I am happy to announce that we are looking for a 6-month internship/temp position in our team at Axpo Solutions AG.
We are a small team specializing in algorithmic trading in the European energy market. Our office is located in Baden, Switzerland. We design and develop automated trading strategies in Julia and Python, utilizing market and fundamental data to create models based on technical analysis and time series forecasting.
In the last year, we have spent a lot of time bringing the Python code base to the same level as the Julia one. Unfortunately, now the tide has turned and the Julia code-base is lacking some of the new features.
As you can see, we have a different kind of the two-language problem
Therefore, we are looking for a Julia programmer who will support us in improving our existing Julia libraries for strategy development and data analysis. Tasks can include enhancing the existing code base, implementing CI/CD pipelines in Azure DevOps, porting Python code to Julia, or adding new features.
That’s really cool to see that a big and old place like Axpo seems to do a fair bit in Julia! Would be really interesting to hear your experiences with Julia in production, what kind of use cases favour Julia vs Python and vice versa etc etc. (to the extent that you can share!)
Hi @nilshg
To my knowledge, between 5-10 people are using Julia for production purposes, out of >5k employees and some hundred programmers. So it is not as established as you might think. The decision to use Julia is mostly considered controversial for non-users. Even though since 2020, maybe even as far back as fall 2019, I consider it a legitimate option to consider for professional use and the go-to language in my academic field (optimization, MPC, …).

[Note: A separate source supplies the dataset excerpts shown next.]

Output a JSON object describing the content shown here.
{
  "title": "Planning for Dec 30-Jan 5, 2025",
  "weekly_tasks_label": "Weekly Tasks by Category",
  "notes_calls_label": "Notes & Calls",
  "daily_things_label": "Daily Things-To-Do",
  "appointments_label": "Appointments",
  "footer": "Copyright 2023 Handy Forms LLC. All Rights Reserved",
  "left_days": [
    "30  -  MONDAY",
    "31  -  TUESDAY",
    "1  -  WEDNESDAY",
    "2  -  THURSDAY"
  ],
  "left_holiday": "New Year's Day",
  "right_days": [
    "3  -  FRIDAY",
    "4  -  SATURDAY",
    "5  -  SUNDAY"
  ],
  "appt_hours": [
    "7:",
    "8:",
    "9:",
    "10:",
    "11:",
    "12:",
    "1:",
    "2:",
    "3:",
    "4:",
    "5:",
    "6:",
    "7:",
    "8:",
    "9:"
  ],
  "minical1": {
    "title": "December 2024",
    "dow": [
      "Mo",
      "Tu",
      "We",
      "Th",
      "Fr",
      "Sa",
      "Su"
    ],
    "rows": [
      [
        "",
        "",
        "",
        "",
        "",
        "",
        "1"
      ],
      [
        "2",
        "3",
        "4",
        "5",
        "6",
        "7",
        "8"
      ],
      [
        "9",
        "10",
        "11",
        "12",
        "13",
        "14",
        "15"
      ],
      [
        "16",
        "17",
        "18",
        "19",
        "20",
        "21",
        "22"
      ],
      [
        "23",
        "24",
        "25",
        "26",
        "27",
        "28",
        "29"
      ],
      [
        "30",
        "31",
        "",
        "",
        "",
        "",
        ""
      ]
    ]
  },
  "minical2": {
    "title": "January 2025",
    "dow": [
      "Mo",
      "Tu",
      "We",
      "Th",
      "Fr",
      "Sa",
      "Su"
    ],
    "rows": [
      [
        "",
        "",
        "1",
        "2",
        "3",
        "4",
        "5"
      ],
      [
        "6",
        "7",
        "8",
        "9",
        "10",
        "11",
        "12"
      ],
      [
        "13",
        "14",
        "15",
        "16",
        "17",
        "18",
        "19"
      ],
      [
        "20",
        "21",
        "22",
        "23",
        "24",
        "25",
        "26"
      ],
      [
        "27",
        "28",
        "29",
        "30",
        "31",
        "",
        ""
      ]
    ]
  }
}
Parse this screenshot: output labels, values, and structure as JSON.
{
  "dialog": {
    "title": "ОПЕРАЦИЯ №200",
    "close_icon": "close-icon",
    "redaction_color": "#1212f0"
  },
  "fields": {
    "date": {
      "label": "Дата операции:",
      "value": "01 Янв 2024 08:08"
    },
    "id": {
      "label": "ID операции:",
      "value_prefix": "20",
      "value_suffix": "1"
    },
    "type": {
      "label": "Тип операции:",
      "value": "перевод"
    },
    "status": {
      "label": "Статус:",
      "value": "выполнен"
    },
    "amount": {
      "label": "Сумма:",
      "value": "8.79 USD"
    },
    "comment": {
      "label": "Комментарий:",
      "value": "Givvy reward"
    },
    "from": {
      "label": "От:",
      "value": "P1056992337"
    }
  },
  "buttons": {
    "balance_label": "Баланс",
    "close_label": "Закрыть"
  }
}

The main reason why it is not used more widely is that there are already established (as in used for years, by a lot of programmers and most importantly, used in many projects within the company) programming languages that can do the job. For most applications within our company, where Julia could be used (data science, optimization, financial modeling), you don’t need to use Julia, as you can make it work with Python as well, or even R .
However, there were some applications where Julia gave us a competitive edge and where the use of Julia was fundamental to our success. We have created a tool using nonlinear optimization, automatic differentiation, spline interpolation, and Montecarlo simulations, where the use of Julia was fundamental to making it performant, comprehensible, and keeping the code base small (~10x fewer code lines than the C# version).
Concerning the use cases. It always depends on the situation, but I can give you a non-exhaustive list of my personal preferences.
I prefer Julia over Python for:
The “feeling” (consistency of language, more enjoyable to code, the community)
Everything related to Optimization or set computation. The support in this field with (JuMP.jl, Ipopt.jl, LazySets.jl to name only a few) is amazing)
Data Analysis and plotting. DataFrames.jl is so much more convenient, easier and faster to use and learn than Pandas. Also, the plotting tools in Julia are amazing. Sometimes some specific features are missing, but all in all, it just feels “better” to use (my favorites are Plots.jl, PlotlyJS.jl and Makie.jl)
multiple dispatch and its type hierarchy
Academic work that does not involve hardware interaction
Non-standard Machine learning projects
Properly learn how to code
I prefer Python over Julia for:
VS Code support (go to definition, context searches, …)
Pre-commit hooks
Unit-tests infrastructure
3rd party libraries, there is a proper package for everything
Basic Machine learning projects
Quickly learn how to code
I hope I could answer your question to some extend, happy to elaborate if not.